With fierce exultation did Arminius watch the waking of the camp, the taking up of pickets, formation of line, and the slow winding motion towards the way, the fatal way, he had foreseen they must go. Had Varus even then become suspicious of concerted treachery, he would have hastened back, would have plunged into the heart of the unknown wood, would have remained in camp, would have done anything under the sun rather than advance right into that narrow densely wooded way ambushed at every vantage point on both sides and shut in at the farther end by that barricade high as the tops of the trees. But he looked and knew not; Arminius saw and knew and exulted.
Der Mordkessel.
Fate is always on the winning side. As day advanced and the troops were all now fairly within the ravine, the heavens opened in streams of torrential rain. The Black Forest seemed to groan with impending doom: old Thor and Odin seemed fighting for their altars in the Druid wood, and Roman Jove was no match for this grim Teutonic Thor.
Arminius watched from the height; and just as the vanguard rounded the curve at the summit of which rose the barricade of trees, the signal for general assault all along the line arose clear and decisive from the height.
The slaughter was appalling. The bulk of the infantry, fourteen thousand men, were slain; while the cavalry which at first had numbered about eighteen hundred horsemen, partly Romans partly provincial, made here its last dread stand against the foe and—lost.
Numonius Vola, a Roman cavalry officer, seeing the utter uselessness of the attempt to continue the unfair strife, made a bold dash for deliverance. At the head of a small force, he turned away from the floundering mass of horses and men and plunged into the unknown forest. He was, however, soon surrounded by the Germans, and he and his soldiers were cut to pieces.

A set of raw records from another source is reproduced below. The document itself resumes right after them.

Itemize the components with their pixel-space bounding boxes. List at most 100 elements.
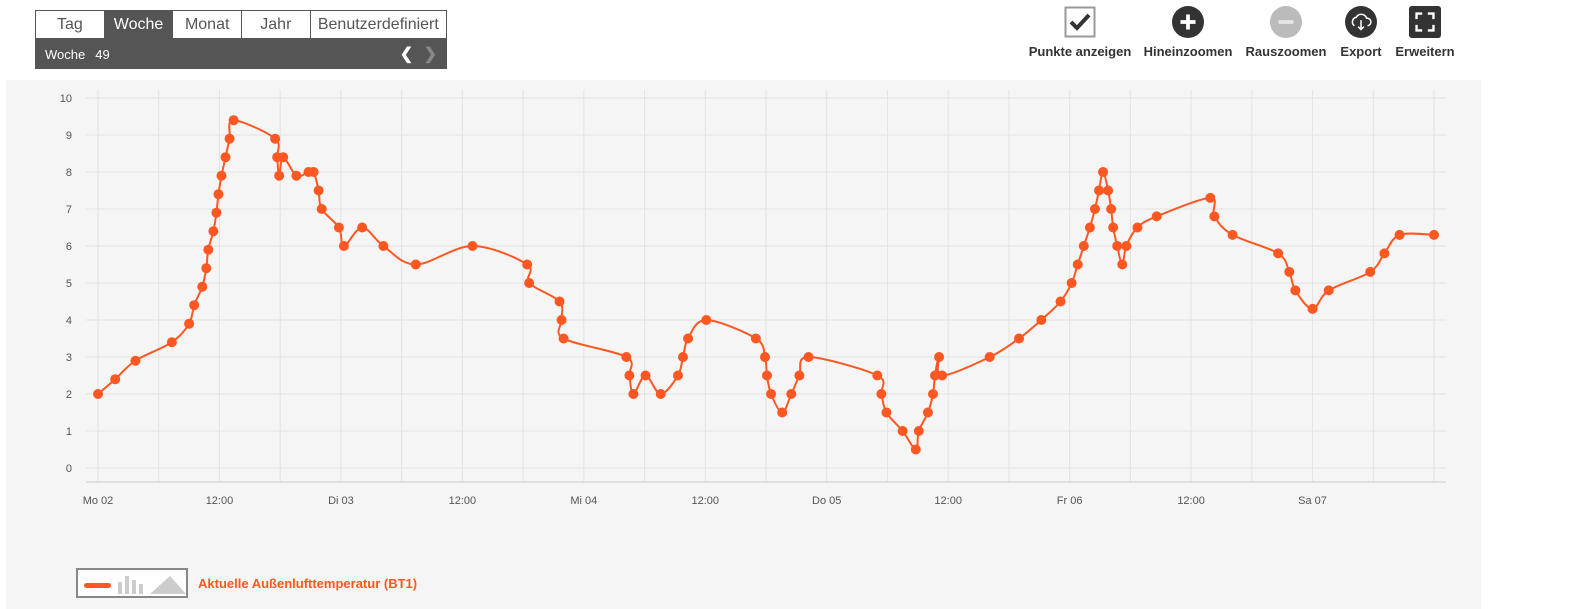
data-point <box>1394 229 1405 240</box>
data-point <box>224 133 235 144</box>
x-tick-label: Mo 02 <box>83 495 114 507</box>
data-point <box>166 337 177 348</box>
period-nav: ❮ ❯ <box>394 44 437 64</box>
data-point <box>1365 266 1376 277</box>
data-point <box>766 389 777 399</box>
y-tick-label: 0 <box>66 463 72 475</box>
data-point <box>655 389 666 399</box>
data-point <box>467 241 478 251</box>
data-point <box>338 241 349 251</box>
plus-circle-icon <box>1172 6 1204 38</box>
fullscreen-icon <box>1409 6 1441 38</box>
data-point <box>750 333 761 344</box>
zoom-in-button[interactable]: Hineinzoomen <box>1138 6 1238 59</box>
data-point <box>1429 229 1439 240</box>
data-point <box>313 185 324 196</box>
data-point <box>316 204 327 214</box>
expand-button[interactable]: Erweitern <box>1390 6 1460 59</box>
legend-series-label: Aktuelle Außenlufttemperatur (BT1) <box>198 575 418 591</box>
y-tick-label: 9 <box>66 130 72 142</box>
data-point <box>934 352 945 362</box>
tab-tag[interactable]: Tag <box>36 11 105 38</box>
data-point <box>881 407 892 418</box>
chart-legend: Aktuelle Außenlufttemperatur (BT1) <box>76 568 417 598</box>
data-point <box>1089 204 1100 214</box>
tab-benutzerdefiniert[interactable]: Benutzerdefiniert <box>317 15 439 33</box>
data-point <box>410 259 421 270</box>
data-point <box>1151 211 1162 222</box>
data-point <box>672 370 683 381</box>
data-point <box>1066 278 1077 288</box>
data-point <box>220 152 231 163</box>
tab-monat[interactable]: Monat <box>173 11 243 38</box>
chevron-right-icon[interactable]: ❯ <box>423 46 437 63</box>
y-tick-label: 7 <box>66 204 72 216</box>
data-point <box>291 170 302 181</box>
expand-label: Erweitern <box>1395 44 1455 59</box>
data-point <box>357 222 368 233</box>
y-tick-label: 2 <box>66 389 72 401</box>
zoom-out-button[interactable]: Rauszoomen <box>1242 6 1330 59</box>
data-point <box>910 444 921 455</box>
data-point <box>1093 185 1104 196</box>
x-tick-label: Di 03 <box>328 495 354 507</box>
data-point <box>1132 222 1143 233</box>
data-point <box>628 389 639 399</box>
tab-jahr[interactable]: Jahr <box>242 11 311 38</box>
data-point <box>558 333 569 344</box>
data-point <box>872 370 883 381</box>
data-point <box>556 315 567 325</box>
y-tick-label: 8 <box>66 167 72 179</box>
x-tick-label: 12:00 <box>692 495 720 507</box>
data-point <box>378 241 389 251</box>
data-point <box>1209 211 1220 222</box>
data-point <box>274 170 285 181</box>
data-point <box>678 352 689 362</box>
data-point <box>524 278 535 288</box>
y-tick-label: 10 <box>60 93 72 105</box>
data-point <box>1273 248 1284 259</box>
legend-series-toggle[interactable] <box>76 568 188 598</box>
x-tick-label: Sa 07 <box>1298 495 1327 507</box>
data-point <box>110 374 121 385</box>
x-tick-label: Mi 04 <box>570 495 597 507</box>
chevron-left-icon[interactable]: ❮ <box>399 46 414 63</box>
data-point <box>270 133 281 144</box>
period-number: 49 <box>95 46 110 62</box>
x-tick-label: 12:00 <box>934 495 962 507</box>
cloud-download-icon <box>1345 6 1377 38</box>
data-point <box>1036 315 1047 325</box>
data-point <box>211 207 222 218</box>
data-point <box>554 296 565 307</box>
data-point <box>1117 259 1128 270</box>
data-point <box>786 389 797 399</box>
data-point <box>803 352 814 362</box>
tab-woche[interactable]: Woche <box>104 11 174 38</box>
checkbox-checked-icon[interactable] <box>1064 6 1096 38</box>
data-point <box>1072 259 1083 270</box>
x-tick-label: 12:00 <box>1177 495 1205 507</box>
data-point <box>93 389 103 399</box>
data-point <box>640 370 651 381</box>
x-tick-label: Do 05 <box>812 495 841 507</box>
show-points-label: Punkte anzeigen <box>1028 44 1132 59</box>
time-range-tabs: Tag Woche Monat Jahr Benutzerdefiniert <box>35 10 447 39</box>
data-point <box>201 263 212 274</box>
show-points-toggle[interactable]: Punkte anzeigen <box>1020 6 1140 59</box>
data-point <box>130 355 141 366</box>
export-button[interactable]: Export <box>1336 6 1386 59</box>
data-point <box>701 315 712 325</box>
data-point <box>1379 248 1390 259</box>
data-point <box>1098 167 1109 177</box>
data-point <box>1103 185 1114 196</box>
data-point <box>1290 285 1301 296</box>
data-point <box>1112 241 1123 251</box>
data-point <box>762 370 773 381</box>
data-point <box>278 152 289 163</box>
x-tick-label: Fr 06 <box>1057 495 1083 507</box>
y-tick-label: 3 <box>66 352 72 364</box>
data-point <box>1284 266 1295 277</box>
data-point <box>922 407 933 418</box>
data-point <box>203 244 214 255</box>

A brave band of Romans, last of that death-devoted multitude of men, gained a point of vantage on a hill slope and arranging themselves in a solid circle presented to the foe an almost impenetrable line of glittering points of spears. The Germans, tho’ outnumbering them a hundred to one, yet quailed before that steely welcome. Perhaps, too, being themselves brave men, they were in awe and admiration of that heroic despair; perhaps, being perfectly sure of their prey, they were loth to break the savage satisfaction of gloating upon its desperation; perhaps no Arnold Winkelreid opportunely came forth to offer himself in sacrifice upon those outstretched points and so wedge open the way; perhaps, and O most dread truth-perhaps! those wild children of the Druid wood saw safely entrenched behind that helpless steel—worthy victims for Odin. And thus the night passed—that awful last night upon earth for the last of the legions of Varus.
There is an open space on the flat top of an overhanging rock, darkly terrible even today and still the favorite haunt of century old oaks: and this place tradition points out as the spot upon which human sacrifices were of old offered to Thor and to Odin. And thither the blue eyed barbarians dragged those Roman soldiers, bravest of the brave, who had stood entrenched behind their helpless steel until exhaustion overcame them and who at last overpowered by sheer force of numbers, had been taken alive by the implacable foe and dragged to the altar of sacrifice.
Strange indeed is that delusion, so often inextricably assimilable with religious fanaticism, wherein a man makes himself believe that he honors or placates Deity by immolating thereto his own enemy! Truly the human-heart god is the deification of its own desires. And that God-man upon the Cross who is essentially the everlasting antithesis of the desires of the human heart is not of man. We can understand Jove and Juno and Mars and Venus and even Odin and Thor—they are ourselves only more so: not so the Christ crucified on Calvary.